Biomolecular Mass Spectrometry and Proteomics, Bijvoet Center for Biomolecular Research, Utrecht Institute for Pharmaceutical Sciences and The Netherlands Proteomics Centre, Utrecht University, Padualaan 8, 3584 CH Utrecht, The Netherlands.
Contributed equally


ASPM (known as Asp in fly and ASPM-1 in worm) is a microcephaly-associated protein family that regulates spindle architecture, but the underlying mechanism is poorly understood. Here, we show that ASPM forms a complex with another protein linked to microcephaly, the microtubule-severing ATPase katanin. ASPM and katanin localize to spindle poles in a mutually dependent manner and regulate spindle flux.
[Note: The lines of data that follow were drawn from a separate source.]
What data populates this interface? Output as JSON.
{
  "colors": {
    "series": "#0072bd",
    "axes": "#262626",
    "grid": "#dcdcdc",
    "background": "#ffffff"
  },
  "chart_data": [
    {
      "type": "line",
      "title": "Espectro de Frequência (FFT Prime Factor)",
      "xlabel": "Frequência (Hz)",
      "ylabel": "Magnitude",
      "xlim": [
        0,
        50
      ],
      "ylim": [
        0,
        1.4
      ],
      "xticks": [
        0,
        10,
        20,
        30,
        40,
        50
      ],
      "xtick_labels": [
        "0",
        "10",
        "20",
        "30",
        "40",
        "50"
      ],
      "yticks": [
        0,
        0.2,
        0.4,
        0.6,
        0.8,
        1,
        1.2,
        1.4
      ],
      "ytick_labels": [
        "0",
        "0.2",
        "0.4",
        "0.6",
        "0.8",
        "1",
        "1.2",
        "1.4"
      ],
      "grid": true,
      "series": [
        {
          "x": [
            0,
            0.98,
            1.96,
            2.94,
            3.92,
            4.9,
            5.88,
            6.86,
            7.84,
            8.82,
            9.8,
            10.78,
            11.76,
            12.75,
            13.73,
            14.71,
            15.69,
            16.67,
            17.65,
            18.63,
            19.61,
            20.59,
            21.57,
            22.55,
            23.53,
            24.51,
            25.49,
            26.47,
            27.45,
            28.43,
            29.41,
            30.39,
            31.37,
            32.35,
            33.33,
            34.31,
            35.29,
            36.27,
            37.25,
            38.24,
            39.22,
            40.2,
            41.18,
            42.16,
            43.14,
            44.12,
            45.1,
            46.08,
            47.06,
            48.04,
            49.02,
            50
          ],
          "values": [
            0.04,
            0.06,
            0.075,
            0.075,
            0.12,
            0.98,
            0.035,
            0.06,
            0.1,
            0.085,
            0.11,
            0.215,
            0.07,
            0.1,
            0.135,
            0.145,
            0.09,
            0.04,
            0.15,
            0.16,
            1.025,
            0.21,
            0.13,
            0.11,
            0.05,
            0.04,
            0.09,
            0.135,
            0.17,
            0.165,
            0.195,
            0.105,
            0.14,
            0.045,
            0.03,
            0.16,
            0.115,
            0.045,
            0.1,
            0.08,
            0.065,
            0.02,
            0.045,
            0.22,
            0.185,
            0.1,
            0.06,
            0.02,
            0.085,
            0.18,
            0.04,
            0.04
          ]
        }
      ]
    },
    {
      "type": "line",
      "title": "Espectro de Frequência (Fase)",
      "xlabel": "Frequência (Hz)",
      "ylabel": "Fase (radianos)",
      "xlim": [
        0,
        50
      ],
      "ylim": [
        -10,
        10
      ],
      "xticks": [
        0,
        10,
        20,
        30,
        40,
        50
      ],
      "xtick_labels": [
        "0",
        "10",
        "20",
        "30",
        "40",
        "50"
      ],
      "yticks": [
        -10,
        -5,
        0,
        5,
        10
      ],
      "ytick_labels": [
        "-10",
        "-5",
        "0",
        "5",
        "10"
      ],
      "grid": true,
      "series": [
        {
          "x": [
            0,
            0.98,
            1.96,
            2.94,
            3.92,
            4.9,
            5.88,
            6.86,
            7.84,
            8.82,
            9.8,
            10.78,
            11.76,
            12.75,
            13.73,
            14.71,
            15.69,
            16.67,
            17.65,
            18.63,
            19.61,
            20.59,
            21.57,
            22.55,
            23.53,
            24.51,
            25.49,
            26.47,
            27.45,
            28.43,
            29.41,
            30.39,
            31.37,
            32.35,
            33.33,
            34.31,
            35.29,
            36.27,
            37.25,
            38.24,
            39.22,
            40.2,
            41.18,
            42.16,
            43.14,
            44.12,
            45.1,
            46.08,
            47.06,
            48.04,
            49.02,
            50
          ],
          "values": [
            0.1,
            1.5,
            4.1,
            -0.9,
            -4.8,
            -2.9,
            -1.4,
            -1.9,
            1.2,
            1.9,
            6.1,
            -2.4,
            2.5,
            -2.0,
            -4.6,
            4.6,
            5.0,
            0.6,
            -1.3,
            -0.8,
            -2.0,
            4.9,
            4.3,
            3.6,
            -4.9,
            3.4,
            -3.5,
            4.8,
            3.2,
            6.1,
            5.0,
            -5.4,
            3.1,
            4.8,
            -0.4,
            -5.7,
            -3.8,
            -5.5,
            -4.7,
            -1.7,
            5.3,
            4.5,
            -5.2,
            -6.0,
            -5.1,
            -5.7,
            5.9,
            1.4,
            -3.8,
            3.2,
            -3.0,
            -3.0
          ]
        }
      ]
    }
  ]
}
X-ray crystallography revealed that the heterodimer formed by the N- and C-terminal domains of the katanin subunits p60 and p80, respectively, binds conserved motifs in ASPM. Reconstitution experiments demonstrated that ASPM autonomously tracks growing microtubule minus ends and inhibits their growth, while katanin decorates and bends both ends of dynamic microtubules and potentiates the minus-end blocking activity of ASPM. ASPM also binds along microtubules, recruits katanin and promotes katanin-mediated severing of dynamic microtubules. We propose that the ASPM-katanin complex controls microtubule disassembly at spindle poles and that misregulation of this process can lead to microcephaly.